P.S. Ainda sobre medo: empaquei. Joguei fora. Apaguei. Recomecei. Esqueci de salvar. Perdi misteriosamente arquivos. Reli coisas. Comecei. Recomecei. Chorei. Sorri. Falei. Ouvi. Concordei. Discordei. E durante todo o tempo reservado para a escrita deste texto, senti medo. Cada vez que o releio ainda sinto. Que bom é poder estar suficientemente viva para ressignificar o que sentimos. — Giovana Xavier, “Que tal falar do que não sei?”
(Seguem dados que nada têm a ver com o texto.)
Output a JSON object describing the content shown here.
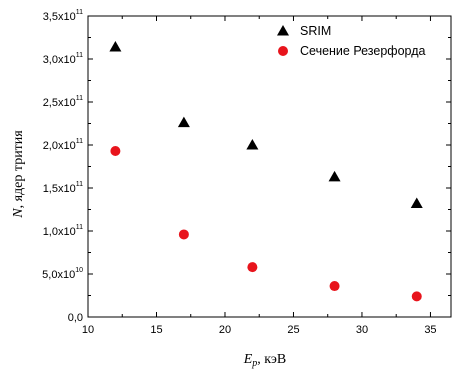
{
  "chart_data": {
    "type": "scatter",
    "title": "",
    "xlabel": {
      "symbol": "E",
      "subscript": "p",
      "unit": ", кэВ"
    },
    "ylabel": {
      "symbol": "N",
      "text": ", ядер трития"
    },
    "xlim": [
      10,
      36.5
    ],
    "ylim": [
      0,
      350000000000.0
    ],
    "x_ticks": [
      {
        "value": 10,
        "label": "10"
      },
      {
        "value": 15,
        "label": "15"
      },
      {
        "value": 20,
        "label": "20"
      },
      {
        "value": 25,
        "label": "25"
      },
      {
        "value": 30,
        "label": "30"
      },
      {
        "value": 35,
        "label": "35"
      }
    ],
    "y_ticks": [
      {
        "value": 0,
        "mantissa": "0,0",
        "exponent": ""
      },
      {
        "value": 50000000000.0,
        "mantissa": "5,0x10",
        "exponent": "10"
      },
      {
        "value": 100000000000.0,
        "mantissa": "1,0x10",
        "exponent": "11"
      },
      {
        "value": 150000000000.0,
        "mantissa": "1,5x10",
        "exponent": "11"
      },
      {
        "value": 200000000000.0,
        "mantissa": "2,0x10",
        "exponent": "11"
      },
      {
        "value": 250000000000.0,
        "mantissa": "2,5x10",
        "exponent": "11"
      },
      {
        "value": 300000000000.0,
        "mantissa": "3,0x10",
        "exponent": "11"
      },
      {
        "value": 350000000000.0,
        "mantissa": "3,5x10",
        "exponent": "11"
      }
    ],
    "grid": false,
    "legend_position": "top-right",
    "series": [
      {
        "name": "SRIM",
        "marker": "triangle",
        "color": "#000000",
        "points": [
          {
            "x": 12,
            "y": 314000000000.0
          },
          {
            "x": 17,
            "y": 226000000000.0
          },
          {
            "x": 22,
            "y": 200000000000.0
          },
          {
            "x": 28,
            "y": 163000000000.0
          },
          {
            "x": 34,
            "y": 132000000000.0
          }
        ]
      },
      {
        "name": "Сечение Резерфорда",
        "marker": "circle",
        "color": "#e8141c",
        "points": [
          {
            "x": 12,
            "y": 193000000000.0
          },
          {
            "x": 17,
            "y": 96000000000.0
          },
          {
            "x": 22,
            "y": 58000000000.0
          },
          {
            "x": 28,
            "y": 36000000000.0
          },
          {
            "x": 34,
            "y": 24000000000.0
          }
        ]
      }
    ]
  }
}
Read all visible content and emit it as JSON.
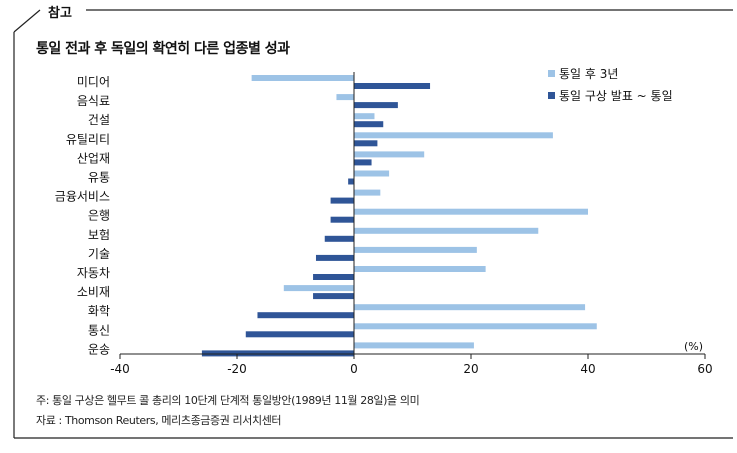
{
  "section_tag": "참고",
  "title": "통일 전과 후 독일의 확연히 다른 업종별 성과",
  "notes": {
    "note1": "주: 통일 구상은 헬무트 콜 총리의 10단계 단계적 통일방안(1989년 11월 28일)을 의미",
    "note2": "자료 : Thomson Reuters, 메리츠종금증권 리서치센터"
  },
  "colors": {
    "after": "#9dc3e6",
    "before": "#2f5597",
    "frame": "#222222",
    "axis": "#222222"
  },
  "chart_data": {
    "type": "bar",
    "orientation": "horizontal",
    "title": "통일 전과 후 독일의 확연히 다른 업종별 성과",
    "xlabel": "(%)",
    "ylabel": "",
    "xlim": [
      -40,
      60
    ],
    "xticks": [
      "-40",
      "-20",
      "0",
      "20",
      "40",
      "60"
    ],
    "grid": false,
    "legend_position": "top-right",
    "categories": [
      "미디어",
      "음식료",
      "건설",
      "유틸리티",
      "산업재",
      "유통",
      "금융서비스",
      "은행",
      "보험",
      "기술",
      "자동차",
      "소비재",
      "화학",
      "통신",
      "운송"
    ],
    "series": [
      {
        "name": "통일 후 3년",
        "values": [
          -17.5,
          -3,
          3.5,
          34,
          12,
          6,
          4.5,
          40,
          31.5,
          21,
          22.5,
          -12,
          39.5,
          41.5,
          20.5
        ]
      },
      {
        "name": "통일 구상 발표 ~ 통일",
        "values": [
          13,
          7.5,
          5,
          4,
          3,
          -1,
          -4,
          -4,
          -5,
          -6.5,
          -7,
          -7,
          -16.5,
          -18.5,
          -26
        ]
      }
    ]
  }
}
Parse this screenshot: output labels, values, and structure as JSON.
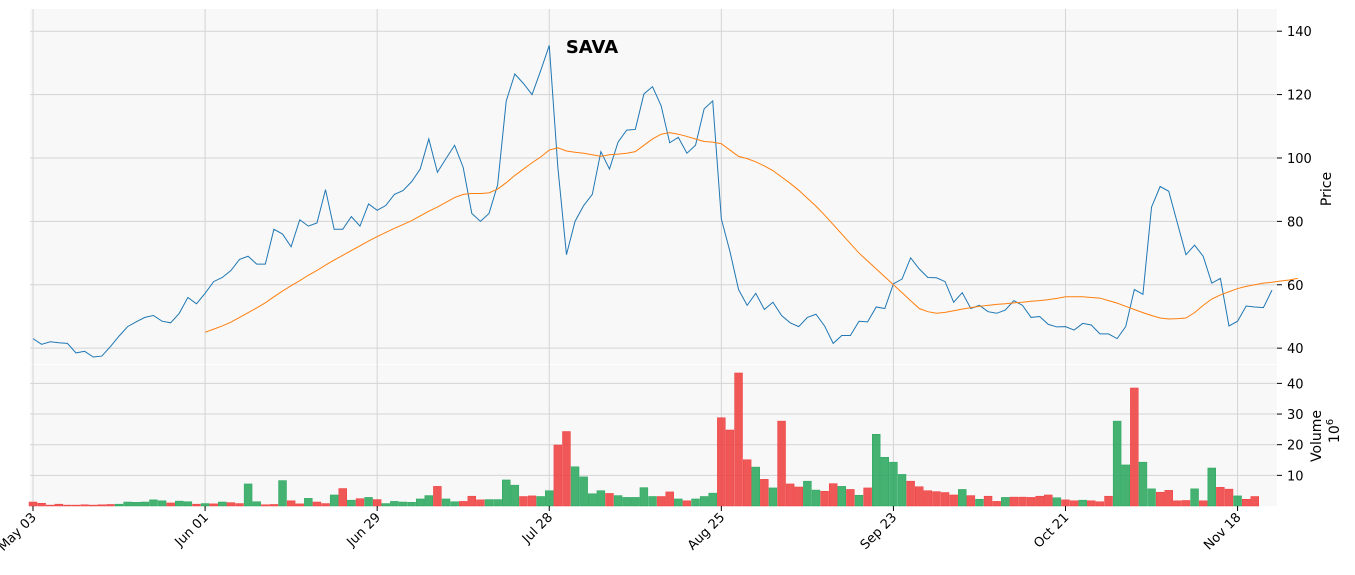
{
  "chart_data": {
    "type": "line",
    "title": "SAVA",
    "ylabel": "Price",
    "ylabel_volume": "Volume",
    "volume_exponent_base": "10",
    "volume_exponent": "6",
    "x_tick_labels": [
      "May 03",
      "Jun 01",
      "Jun 29",
      "Jul 28",
      "Aug 25",
      "Sep 23",
      "Oct 21",
      "Nov 18"
    ],
    "x_tick_index": [
      0,
      20,
      40,
      60,
      80,
      100,
      120,
      140
    ],
    "price_ylim": [
      35,
      147
    ],
    "price_yticks": [
      40,
      60,
      80,
      100,
      120,
      140
    ],
    "volume_ylim": [
      0,
      46
    ],
    "volume_yticks": [
      10,
      20,
      30,
      40
    ],
    "grid": true,
    "colors": {
      "close": "#1f77b4",
      "ma": "#ff7f0e",
      "up": "#26a65b",
      "down": "#ef3c3c",
      "panel_bg": "#f8f8f8",
      "grid": "#d4d4d4"
    },
    "series": [
      {
        "kind": "close",
        "values": [
          43,
          41.2,
          42,
          41.7,
          41.5,
          38.5,
          39,
          37.2,
          37.5,
          40.5,
          43.8,
          46.8,
          48.3,
          49.7,
          50.3,
          48.5,
          48,
          51,
          56,
          54,
          57.3,
          61,
          62.3,
          64.5,
          68,
          69,
          66.5,
          66.5,
          77.5,
          76,
          72,
          80.5,
          78.5,
          79.5,
          90,
          77.5,
          77.5,
          81.5,
          78.5,
          85.5,
          83.5,
          85,
          88.5,
          89.7,
          92.5,
          96.5,
          106,
          95.5,
          99.8,
          104,
          97,
          82.5,
          80,
          82.5,
          91.5,
          118,
          126.5,
          123.5,
          120,
          127.5,
          135.5,
          97,
          69.5,
          80,
          85,
          88.5,
          102,
          96.5,
          105,
          108.8,
          109,
          120.2,
          122.5,
          116.5,
          104.8,
          106.5,
          101.5,
          104,
          115.5,
          118,
          80.8,
          70.5,
          58.5,
          53.5,
          57.3,
          52.2,
          54.5,
          50.3,
          48,
          46.8,
          49.7,
          50.7,
          47,
          41.5,
          44,
          44,
          48.5,
          48.3,
          53,
          52.5,
          60.3,
          61.8,
          68.5,
          65,
          62.3,
          62.2,
          61,
          54.5,
          57.5,
          52.5,
          53.5,
          51.5,
          51,
          52,
          55,
          53.5,
          49.7,
          50,
          47.5,
          46.7,
          46.8,
          45.7,
          47.8,
          47.3,
          44.5,
          44.5,
          43,
          46.8,
          58.5,
          57,
          84.5,
          91,
          89.5,
          79.5,
          69.5,
          72.5,
          69,
          60.5,
          62,
          47,
          48.5,
          53.3,
          53,
          52.8,
          58.3
        ]
      },
      {
        "kind": "moving_average",
        "start_index": 20,
        "values": [
          45,
          46,
          47,
          48.2,
          49.7,
          51.2,
          52.7,
          54.3,
          56.2,
          58,
          59.7,
          61.3,
          63,
          64.5,
          66.2,
          67.8,
          69.3,
          70.8,
          72.3,
          73.8,
          75.2,
          76.5,
          77.8,
          79,
          80.2,
          81.7,
          83.2,
          84.5,
          86,
          87.5,
          88.5,
          88.8,
          88.8,
          89,
          90.2,
          92.2,
          94.5,
          96.5,
          98.5,
          100.3,
          102.5,
          103.2,
          102.2,
          101.8,
          101.5,
          101,
          100.5,
          101,
          101.2,
          101.5,
          102,
          104,
          106,
          107.5,
          108,
          107.5,
          106.8,
          106,
          105.2,
          105,
          104.5,
          102.5,
          100.5,
          99.8,
          98.8,
          97.5,
          96,
          94,
          92,
          89.8,
          87.3,
          84.8,
          82,
          79,
          76,
          73,
          70,
          67.5,
          65,
          62.5,
          60,
          57.5,
          55,
          52.5,
          51.5,
          51,
          51.3,
          51.8,
          52.3,
          52.8,
          53.2,
          53.5,
          53.8,
          54,
          54.3,
          54.5,
          54.8,
          55,
          55.3,
          55.7,
          56.2,
          56.2,
          56.2,
          56,
          55.8,
          55,
          54.2,
          53.2,
          52.2,
          51.2,
          50.3,
          49.5,
          49.2,
          49.3,
          49.5,
          51.2,
          53.5,
          55.5,
          56.8,
          57.8,
          58.8,
          59.5,
          60,
          60.5,
          60.8,
          61.2,
          61.5,
          62
        ]
      }
    ],
    "volume": {
      "values": [
        1.3,
        0.9,
        0.3,
        0.6,
        0.3,
        0.3,
        0.4,
        0.3,
        0.4,
        0.5,
        0.6,
        1.3,
        1.2,
        1.3,
        2,
        1.7,
        1,
        1.6,
        1.4,
        0.6,
        0.8,
        0.7,
        1.3,
        1.1,
        0.8,
        7.2,
        1.4,
        0.4,
        0.5,
        8.3,
        1.7,
        0.7,
        2.5,
        1.3,
        0.8,
        3.6,
        5.7,
        1.9,
        2.4,
        2.8,
        2.1,
        0.8,
        1.5,
        1.3,
        1.2,
        2.3,
        3.4,
        6.4,
        2.3,
        1.4,
        1.5,
        3.2,
        2,
        2.1,
        2.1,
        8.5,
        6.8,
        3.1,
        3.3,
        3.1,
        5,
        19.9,
        24.3,
        12.8,
        9.5,
        4,
        5,
        4.1,
        3.4,
        2.8,
        2.8,
        6,
        3.1,
        3.1,
        4.6,
        2.3,
        1.7,
        2.3,
        3.1,
        4.2,
        28.8,
        24.8,
        43.4,
        15.1,
        12.7,
        8.7,
        5.9,
        27.7,
        7.2,
        6.2,
        8.1,
        5.2,
        4.8,
        7.3,
        6.4,
        5.4,
        3.5,
        5.9,
        23.4,
        15.9,
        14.3,
        10.3,
        8.1,
        6.3,
        5,
        4.7,
        4.4,
        3.6,
        5.4,
        3.4,
        2.2,
        3.2,
        1.5,
        2.8,
        2.9,
        2.9,
        2.8,
        3.2,
        3.6,
        2.7,
        2,
        1.7,
        1.9,
        1.7,
        1.4,
        3.2,
        27.7,
        13.4,
        38.5,
        14.3,
        5.6,
        4.5,
        5.1,
        1.7,
        1.8,
        5.6,
        1.7,
        12.4,
        6.1,
        5.5,
        3.3,
        2.2,
        3.1
      ],
      "up": [
        0,
        0,
        0,
        0,
        0,
        0,
        0,
        0,
        0,
        0,
        1,
        1,
        1,
        1,
        1,
        1,
        0,
        1,
        1,
        0,
        1,
        0,
        1,
        0,
        0,
        1,
        1,
        0,
        0,
        1,
        0,
        0,
        1,
        0,
        0,
        1,
        0,
        1,
        0,
        1,
        0,
        1,
        1,
        1,
        1,
        1,
        1,
        0,
        1,
        1,
        0,
        0,
        0,
        1,
        1,
        1,
        1,
        0,
        0,
        1,
        1,
        0,
        0,
        1,
        1,
        1,
        1,
        0,
        1,
        1,
        1,
        1,
        1,
        0,
        0,
        1,
        0,
        1,
        1,
        1,
        0,
        0,
        0,
        0,
        1,
        0,
        1,
        0,
        0,
        0,
        1,
        1,
        0,
        0,
        1,
        0,
        1,
        0,
        1,
        1,
        1,
        1,
        0,
        0,
        0,
        0,
        0,
        0,
        1,
        0,
        1,
        0,
        0,
        1,
        0,
        0,
        0,
        0,
        0,
        1,
        0,
        0,
        1,
        0,
        0,
        0,
        1,
        1,
        0,
        1,
        1,
        0,
        0,
        0,
        0,
        1,
        0,
        1,
        0,
        0,
        1,
        0,
        0,
        1
      ]
    }
  }
}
Solidão é um assunto desconfortável. As redes sociais, por exemplo, são territórios onde a gente esconde a todo custo as falhas das nossas vidas ou, como bem viralizou no vídeo da Jout Jout, “a parte que nos falta”. Desde 2013, pelo menos uma vez por semana eu leio em algum lugar a expressão “solidão da mulher negra”. Imaginem só, cada ano tem 52 semanas, então, ‘pegando leve’, eu já tive que lidar com essa questão pelo menos 260 vezes.

Não, eu estou mentindo!

A Nathália de 16 anos de idade viu um quebra-cabeça se completar quando leu sobre ‘solidão da mulher negra’ pela primeira vez. Ela viu, assustadoramente, sua história afetiva, a das mulheres de sua família, das colegas de escola e até mesmo desconhecidas do metrô fazerem sentido.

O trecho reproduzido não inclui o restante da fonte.